Sign up for our newsletters here:

According to the 2020 World Malaria Report, in 2019 there were 229 million malaria infections and malaria claimed the lives of 409,000 people, 67 percent of those who died were children under the age five. Africa was by far the most impacted by malaria, with 94 percent of all cases being recorded across the continent.[1] Established malaria prevention measures are working well in many African regions – seasonal malaria chemoprevention (SMC) has been highly successful in recent years at driving down malaria cases and deaths across the Sahel, and hundreds of millions of protective long lasting insecticidal nets (LLINs) have been distributed across sub-Saharan Africa.

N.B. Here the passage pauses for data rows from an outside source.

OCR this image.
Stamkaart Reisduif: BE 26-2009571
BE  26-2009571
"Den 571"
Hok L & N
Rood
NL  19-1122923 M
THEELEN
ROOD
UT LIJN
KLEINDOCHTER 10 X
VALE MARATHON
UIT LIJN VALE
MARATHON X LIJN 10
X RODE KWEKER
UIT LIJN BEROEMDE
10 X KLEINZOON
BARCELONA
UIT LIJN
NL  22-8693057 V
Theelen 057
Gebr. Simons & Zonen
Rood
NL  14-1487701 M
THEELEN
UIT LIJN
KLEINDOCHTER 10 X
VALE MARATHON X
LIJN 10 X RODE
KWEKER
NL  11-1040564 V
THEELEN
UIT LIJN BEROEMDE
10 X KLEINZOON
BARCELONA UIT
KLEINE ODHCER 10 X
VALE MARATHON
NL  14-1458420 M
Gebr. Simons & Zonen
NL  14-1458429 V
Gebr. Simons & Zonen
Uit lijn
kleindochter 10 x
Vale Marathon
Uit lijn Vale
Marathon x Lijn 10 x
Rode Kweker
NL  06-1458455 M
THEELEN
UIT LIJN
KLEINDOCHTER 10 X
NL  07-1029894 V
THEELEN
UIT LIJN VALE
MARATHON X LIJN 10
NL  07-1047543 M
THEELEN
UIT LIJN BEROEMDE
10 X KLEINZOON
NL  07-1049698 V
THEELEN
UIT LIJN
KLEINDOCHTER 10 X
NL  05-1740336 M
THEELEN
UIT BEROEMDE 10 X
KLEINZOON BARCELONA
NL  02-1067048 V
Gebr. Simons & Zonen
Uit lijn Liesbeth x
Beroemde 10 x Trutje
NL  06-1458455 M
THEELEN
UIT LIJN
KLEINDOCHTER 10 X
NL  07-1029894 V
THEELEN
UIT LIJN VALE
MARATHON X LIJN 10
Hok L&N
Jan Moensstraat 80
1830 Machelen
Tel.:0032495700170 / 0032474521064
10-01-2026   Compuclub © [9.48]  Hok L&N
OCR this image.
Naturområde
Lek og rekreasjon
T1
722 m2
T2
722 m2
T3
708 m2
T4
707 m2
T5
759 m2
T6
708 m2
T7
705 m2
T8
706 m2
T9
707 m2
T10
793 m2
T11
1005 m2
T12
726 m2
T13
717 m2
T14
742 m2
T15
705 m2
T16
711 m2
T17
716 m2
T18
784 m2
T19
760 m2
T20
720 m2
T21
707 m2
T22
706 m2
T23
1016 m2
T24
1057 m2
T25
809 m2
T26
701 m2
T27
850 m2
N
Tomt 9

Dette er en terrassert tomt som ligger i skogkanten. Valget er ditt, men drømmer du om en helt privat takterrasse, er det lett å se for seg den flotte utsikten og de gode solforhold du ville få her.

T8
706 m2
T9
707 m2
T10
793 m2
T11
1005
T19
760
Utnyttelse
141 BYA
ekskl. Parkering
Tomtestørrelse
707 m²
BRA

However, for the malaria burden to reduce further and, eventually, move towards elimination there is a constant need for innovative tools and technologies. One such innovation has had very early success this year, with long-acting monoclonal antibodies being used by the US National Institute of Health (NIH) to prevent malaria among adults. Monoclonal antibodies are immune system proteins that are created in a laboratory by cloning existing human antibodies. These function in a similar way to antibodies made by a human immune system, recognising and destroying infectious organisms, such as bacteria and viruses. They have been in use therapeutically since the 1990s as a treatment for some cancers and autoimmune diseases and following the findings of a study earlier this year, they were used as a treatment of early stage COVID-19 infection in individuals at high risk for progressing to severe disease and/or hospitalisation.

Now, monoclonal antibodies may have provided a breakthrough in the fight against malaria. The NIH conducted a small, carefully monitored trial which found that one dose of a new long-acting monoclonal antibody safely prevented malaria for up to nine months in people who were exposed to the malaria parasite. This is the first time that a monoclonal antibody has been demonstrated to prevent malaria in humans. Details and results of the trial were published in The New England Journal of Medicine, with the authors concluding, “among adults who previously never had malaria infection or been vaccinated for malaria, the administration of the long-acting monoclonal antibody CIS43LS prevented malaria after controlled infection.”[2]

Malaria Consortium’s Global Technical Director, Dr James Tibenderana, said of monoclonal antibodies, “This is a new and potentially exciting tool in the fight against malaria. Long-acting monoclonal antibodies could extend the options and mechanism for malaria prevention if phase II[3] and III trials demonstrate protective efficacy. The results amongst adults should potentially make it possible in future to investigate the role of long-acting monoclonal antibodies in children. The development of new and scalable tools brings closer the goal of eliminating falciparum malaria.”